The database that we use during the tests has about 22K entries in the authors table, 12K entries in the papers table, and 10K entries in the bibliographies table.

Methodology

To execute meaningful performance measurements, we have two requirements:

  • Generating increasing loads with which to test the application,
  • Generating loads that are representative of the expected/intended/realistic usage mix of the application.


As required, we use httperf to generate the load. While httperf is adequate to satisfy the first requirement, it seems to have several limitations that make more difficult to achieve the second one. We found the following limitations to be particularly difficult to work-around:

  • We could not find a way to parameterize the behavior of a session on the basis of the number of times the session has been executed in the current test run. This feature would be helpful, for example, to log in the application as one user the first time the session is executed, and as a different user the second time. We solved this problem simply by redefining a session multiple times using different values for these parameters.
  • We could not find a way to dynamically modify the behavior of a session on the basis of previous responses from the application. This feature would be helpful, for example, to view the first paper in a list returned by a search operation. Our solution to this problem consists in predetermining the application responses and hard-coding them in the session specification. One problem with this approach is that it could reduce the set of items accessed during a test. Therefore, when caching is used, this would result in a number of cache-hits higher than the one realistically expected.
  • httperf provides two parameters to tweak the number of concurrent request to the application: the total number of sessions to initiate (the first parameter to the wsesslog option) and the session initiation rate (the option rate). Requests are issued concurrently when two or more sessions are active concurrently, e.g., the second session starts before the first one is finished. However, the parameters provided by httperf make very difficult to directly and precisely control the number of concurrent requests. In fact, the life-span of a session depends on many factors, such as its length, the load on the application, etc. Furthermore, the number of concurrent requests issued depends on the load of the web application (requests inside a session are issued sequentially and thus a request can be performed only when the previous one has terminated) and on the load of the testing machine. We chose the value of these parameters after a process of trials and errors. In particular, we initially found convenient to fix the session rate initiation and keep as the only independent parameter the maximum number of sessions to initiate. Note that, until the load does not saturate the application or testing machine, the number of requests issued will be roughly proportional to the maximum number of sessions to initiate.

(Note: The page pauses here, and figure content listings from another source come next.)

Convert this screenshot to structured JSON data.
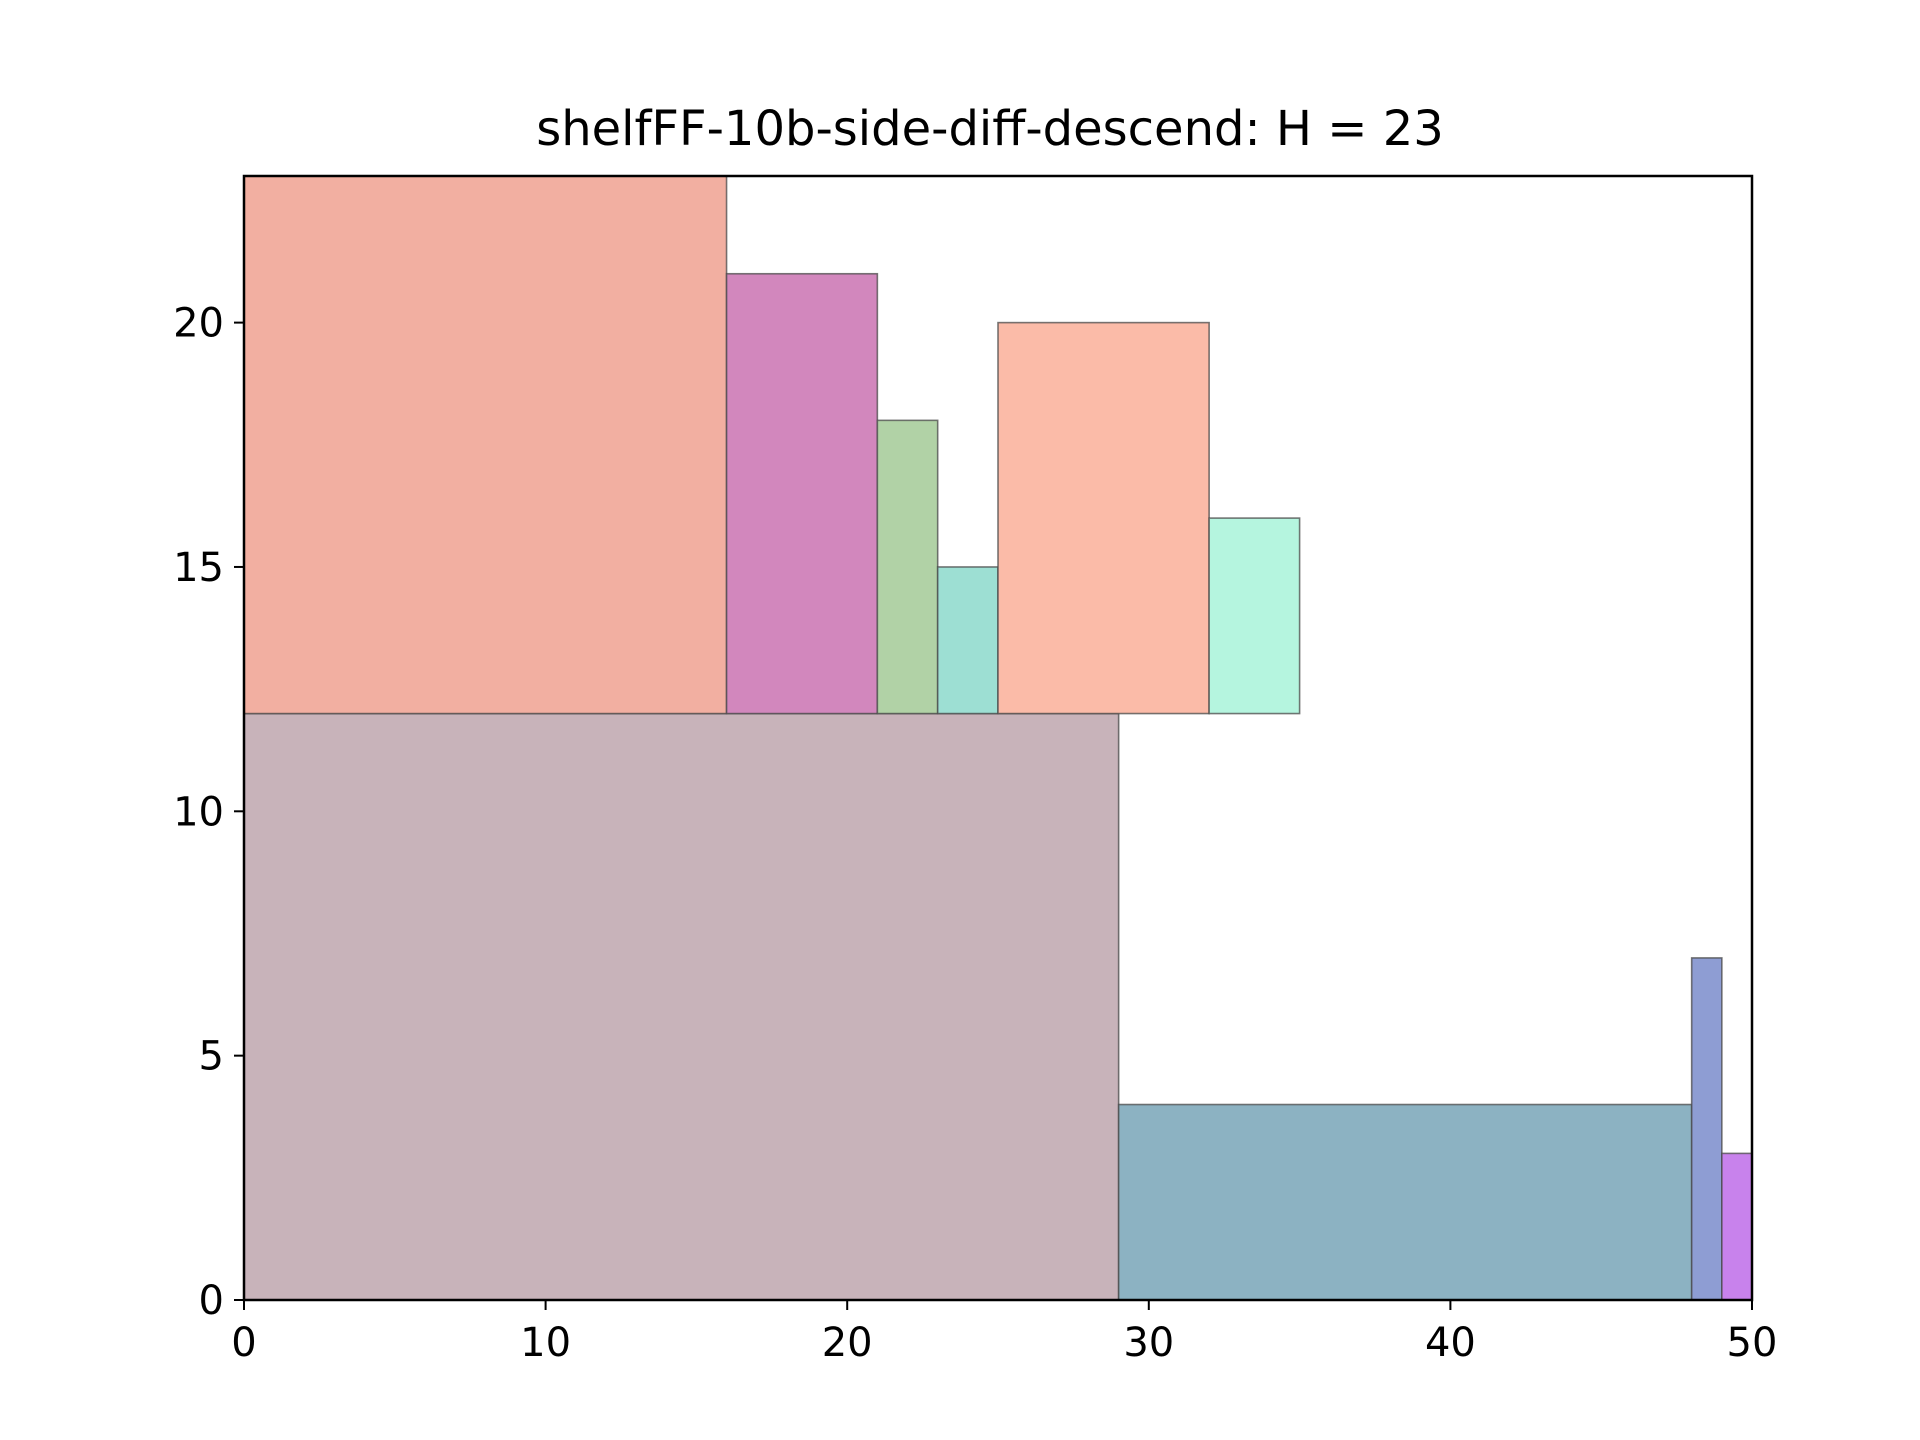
{
  "chart_data": {
    "type": "rectangle-packing",
    "title": "shelfFF-10b-side-diff-descend: H = 23",
    "xlabel": "",
    "ylabel": "",
    "xlim": [
      0,
      50
    ],
    "ylim": [
      0,
      23
    ],
    "xticks": [
      0,
      10,
      20,
      30,
      40,
      50
    ],
    "yticks": [
      0,
      5,
      10,
      15,
      20
    ],
    "grid": false,
    "rectangles": [
      {
        "x": 0,
        "y": 0,
        "w": 29,
        "h": 12,
        "color": "#c8b3ba"
      },
      {
        "x": 29,
        "y": 0,
        "w": 19,
        "h": 4,
        "color": "#8cb2c2"
      },
      {
        "x": 48,
        "y": 0,
        "w": 1,
        "h": 7,
        "color": "#8e9dd3"
      },
      {
        "x": 49,
        "y": 0,
        "w": 1,
        "h": 3,
        "color": "#c882ec"
      },
      {
        "x": 0,
        "y": 12,
        "w": 16,
        "h": 11,
        "color": "#f2afa1"
      },
      {
        "x": 16,
        "y": 12,
        "w": 5,
        "h": 9,
        "color": "#d287bd"
      },
      {
        "x": 21,
        "y": 12,
        "w": 2,
        "h": 6,
        "color": "#b1d2a6"
      },
      {
        "x": 23,
        "y": 12,
        "w": 2,
        "h": 3,
        "color": "#9ddfd3"
      },
      {
        "x": 25,
        "y": 12,
        "w": 7,
        "h": 8,
        "color": "#fbbba8"
      },
      {
        "x": 32,
        "y": 12,
        "w": 3,
        "h": 4,
        "color": "#b5f5df"
      }
    ]
  }
}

In our experiments, initially, we ran httperf as follows:

httperf --hog --server $server_ip --wsesslog=N,0,$filename --session-cookie --rate=0.7 --timeout 10

The parameters are:

  • N is the total number of sessions to be initiated. We let it vary from 1 to 25. In conjunction with the value of rate it controls the concurrency level in our tests (only indirectly as discussed above). We did not obtain significantly different results by allowing N to take values greater than 25.
  • The session initiation rate is fixed at 0.7.
  • 10 seconds after which a request timeouts and returns error. This models the fact that real users are only willing to wait for a response to a request for a limited amount of time. 10 seconds seems a reasonable timeout.
  • $filename is the session log filename (one per critical path, see below), which contains sessions for 100 different users

However, after performing a series of optimizations (described later), we were able to significantly improve the performance of our system. As a result, keeping the session initiation rate at 0.7 ses/sec was not producing enough load on the system anymore. Consequently, after optimizations, we ran httperf as follows:

httperf --hog --server $server_ip --wsesslog=50,0,$filename --session-cookie --rate=$i --timeout 10

In this case we were always issuing 50 sessions for 50 different users and varying the session initiation rate from 0.1 to 5.


Our application runs on an EC2 instance and httperf is run from a different EC2 instance. Note that EC2 does not provide any way to select the datacenter where an instance will be run. Therefore, it is possible that the two instances are allocated in different datacenters. We briefly experimented this configuration and noticed that the round-trip time required to exchange messages from one instance to the other increases of a factor of two in this configuration. Consequently, we expect worse performances when instances are not allocated in the same datacenter.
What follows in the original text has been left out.